For Nussbaum pride – the foundation in her account – is an attitude of hierarchical superiority (again, “thinking oneself above others”). My introspection leads me to think that the deeper foundation is male sense of inferiority to women, that we men lack some important things that women have. (For me, that’s connected to the differences between male and female bodies, but again I don’t insist on that point.) We men then react to our sense of inferiority by creating an imaginary superiority that in turn leads to pride.

 

So, in sum, I don’t disagree with the conclusions Nussbaum draws from her analysis of pride; I think, though, that “pride” (and a sense of superiority) isn’t the “primitive,” so to speak, in the account.

 

[Comments on the second and third parts of the book: The discussion of law is fine, although – reflecting I think the culture of Nussbaum’s home institution – Chicago figures larger in the story than it probably should.
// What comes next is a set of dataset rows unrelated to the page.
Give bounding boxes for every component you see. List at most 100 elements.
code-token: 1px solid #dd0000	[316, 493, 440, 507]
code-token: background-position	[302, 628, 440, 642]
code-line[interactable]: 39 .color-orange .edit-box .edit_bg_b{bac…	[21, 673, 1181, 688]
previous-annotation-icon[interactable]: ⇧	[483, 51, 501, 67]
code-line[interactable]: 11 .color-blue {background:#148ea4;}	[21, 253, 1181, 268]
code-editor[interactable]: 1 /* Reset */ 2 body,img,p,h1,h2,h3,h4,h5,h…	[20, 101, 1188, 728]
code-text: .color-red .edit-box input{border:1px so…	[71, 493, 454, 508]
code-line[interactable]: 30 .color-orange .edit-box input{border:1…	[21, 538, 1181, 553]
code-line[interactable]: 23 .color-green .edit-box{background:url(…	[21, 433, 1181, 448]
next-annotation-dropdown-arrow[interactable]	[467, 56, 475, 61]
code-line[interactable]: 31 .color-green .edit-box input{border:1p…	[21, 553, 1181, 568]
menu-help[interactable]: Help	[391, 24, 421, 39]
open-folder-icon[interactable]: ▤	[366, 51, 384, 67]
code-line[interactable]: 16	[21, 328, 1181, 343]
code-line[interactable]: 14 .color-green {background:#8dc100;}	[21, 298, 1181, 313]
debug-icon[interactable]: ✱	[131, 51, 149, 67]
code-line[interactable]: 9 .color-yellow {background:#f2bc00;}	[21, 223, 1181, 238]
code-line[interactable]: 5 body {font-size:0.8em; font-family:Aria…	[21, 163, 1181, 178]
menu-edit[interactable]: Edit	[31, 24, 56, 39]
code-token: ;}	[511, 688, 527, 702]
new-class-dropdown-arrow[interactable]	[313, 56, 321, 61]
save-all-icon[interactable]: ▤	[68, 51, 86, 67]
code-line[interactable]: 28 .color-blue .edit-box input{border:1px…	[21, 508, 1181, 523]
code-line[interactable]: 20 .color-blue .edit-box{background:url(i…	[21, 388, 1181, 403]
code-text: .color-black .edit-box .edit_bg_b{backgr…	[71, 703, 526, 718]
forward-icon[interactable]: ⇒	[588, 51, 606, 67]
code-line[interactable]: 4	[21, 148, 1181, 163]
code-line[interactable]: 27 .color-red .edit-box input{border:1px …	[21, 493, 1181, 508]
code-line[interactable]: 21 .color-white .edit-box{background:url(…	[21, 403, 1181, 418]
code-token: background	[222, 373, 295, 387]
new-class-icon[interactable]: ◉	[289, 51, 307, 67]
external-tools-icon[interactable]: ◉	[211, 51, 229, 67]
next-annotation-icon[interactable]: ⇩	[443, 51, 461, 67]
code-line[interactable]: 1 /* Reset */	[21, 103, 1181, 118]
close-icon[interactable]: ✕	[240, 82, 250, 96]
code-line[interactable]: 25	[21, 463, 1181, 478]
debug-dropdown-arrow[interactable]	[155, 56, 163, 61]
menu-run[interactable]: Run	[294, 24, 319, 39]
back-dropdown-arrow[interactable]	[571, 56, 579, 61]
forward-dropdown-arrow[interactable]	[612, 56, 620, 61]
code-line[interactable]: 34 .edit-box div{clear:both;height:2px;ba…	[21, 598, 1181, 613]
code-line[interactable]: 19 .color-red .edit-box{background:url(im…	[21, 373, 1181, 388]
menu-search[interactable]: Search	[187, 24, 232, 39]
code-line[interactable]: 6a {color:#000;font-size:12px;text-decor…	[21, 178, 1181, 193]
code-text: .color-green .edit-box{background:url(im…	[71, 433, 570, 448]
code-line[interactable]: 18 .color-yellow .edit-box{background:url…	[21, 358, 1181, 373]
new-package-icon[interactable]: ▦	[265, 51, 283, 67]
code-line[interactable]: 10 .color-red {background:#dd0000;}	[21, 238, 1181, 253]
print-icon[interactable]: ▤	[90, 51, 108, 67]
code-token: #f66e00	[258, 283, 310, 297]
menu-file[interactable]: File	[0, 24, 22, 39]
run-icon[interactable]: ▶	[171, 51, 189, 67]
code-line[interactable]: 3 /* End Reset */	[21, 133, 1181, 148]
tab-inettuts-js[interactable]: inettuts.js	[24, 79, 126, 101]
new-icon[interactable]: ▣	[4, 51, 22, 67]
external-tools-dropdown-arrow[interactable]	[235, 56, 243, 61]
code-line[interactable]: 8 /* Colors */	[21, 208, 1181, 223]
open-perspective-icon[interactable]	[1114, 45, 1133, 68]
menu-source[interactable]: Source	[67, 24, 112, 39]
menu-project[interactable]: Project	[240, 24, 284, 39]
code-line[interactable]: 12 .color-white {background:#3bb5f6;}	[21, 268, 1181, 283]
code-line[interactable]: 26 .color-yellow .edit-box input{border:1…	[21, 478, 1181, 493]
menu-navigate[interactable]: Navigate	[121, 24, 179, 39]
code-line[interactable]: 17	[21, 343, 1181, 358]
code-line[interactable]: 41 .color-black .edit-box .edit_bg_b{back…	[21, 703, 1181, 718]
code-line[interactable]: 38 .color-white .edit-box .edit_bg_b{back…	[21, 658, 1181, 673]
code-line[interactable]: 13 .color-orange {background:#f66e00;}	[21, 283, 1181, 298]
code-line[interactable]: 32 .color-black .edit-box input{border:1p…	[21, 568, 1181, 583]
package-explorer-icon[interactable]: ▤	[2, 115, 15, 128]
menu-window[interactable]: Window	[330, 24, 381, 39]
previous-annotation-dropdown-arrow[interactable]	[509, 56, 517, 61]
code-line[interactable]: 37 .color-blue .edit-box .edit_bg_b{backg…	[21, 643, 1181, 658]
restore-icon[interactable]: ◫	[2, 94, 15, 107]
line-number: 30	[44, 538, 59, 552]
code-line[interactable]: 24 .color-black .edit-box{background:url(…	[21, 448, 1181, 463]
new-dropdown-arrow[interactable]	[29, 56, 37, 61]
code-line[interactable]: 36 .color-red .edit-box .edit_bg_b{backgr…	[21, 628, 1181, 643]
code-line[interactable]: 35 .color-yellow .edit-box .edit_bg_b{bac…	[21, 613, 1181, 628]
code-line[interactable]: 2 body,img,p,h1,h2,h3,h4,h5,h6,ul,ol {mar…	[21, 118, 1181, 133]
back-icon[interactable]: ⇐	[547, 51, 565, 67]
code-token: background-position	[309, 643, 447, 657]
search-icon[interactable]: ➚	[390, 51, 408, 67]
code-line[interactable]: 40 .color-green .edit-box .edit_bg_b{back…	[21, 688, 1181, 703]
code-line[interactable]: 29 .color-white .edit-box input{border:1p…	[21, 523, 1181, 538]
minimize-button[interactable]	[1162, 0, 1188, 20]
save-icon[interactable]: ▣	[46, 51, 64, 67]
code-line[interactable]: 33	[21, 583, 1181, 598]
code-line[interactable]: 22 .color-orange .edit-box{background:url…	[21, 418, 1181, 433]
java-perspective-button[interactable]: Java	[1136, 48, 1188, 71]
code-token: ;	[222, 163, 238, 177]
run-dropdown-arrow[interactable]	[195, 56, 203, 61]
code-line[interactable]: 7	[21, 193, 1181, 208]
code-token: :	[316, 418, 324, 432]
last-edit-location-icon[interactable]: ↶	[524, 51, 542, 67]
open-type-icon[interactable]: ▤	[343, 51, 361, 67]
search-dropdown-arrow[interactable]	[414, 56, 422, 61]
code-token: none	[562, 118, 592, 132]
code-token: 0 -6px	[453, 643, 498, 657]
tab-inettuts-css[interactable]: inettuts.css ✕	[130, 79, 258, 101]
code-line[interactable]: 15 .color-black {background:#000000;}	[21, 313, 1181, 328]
At one point Nussbaum suffered a brain freeze and describes Herbert Wechsler and Charles Hamilton Houston as federal judges. I appreciated Nussbaum’s sensitive though brief accounts of the virtues of great performance in the arts and sports. In the end, I thought that her chapter on sports was more than a bit padded, perhaps because – I don’t know this for a fact – Nussbaum is a sports fan. The chapter is mostly about the academic corruption of Division I university sports, with material about sexual assault and harassment tagged on.]

 

As should be obvious, I found the book thought-provoking.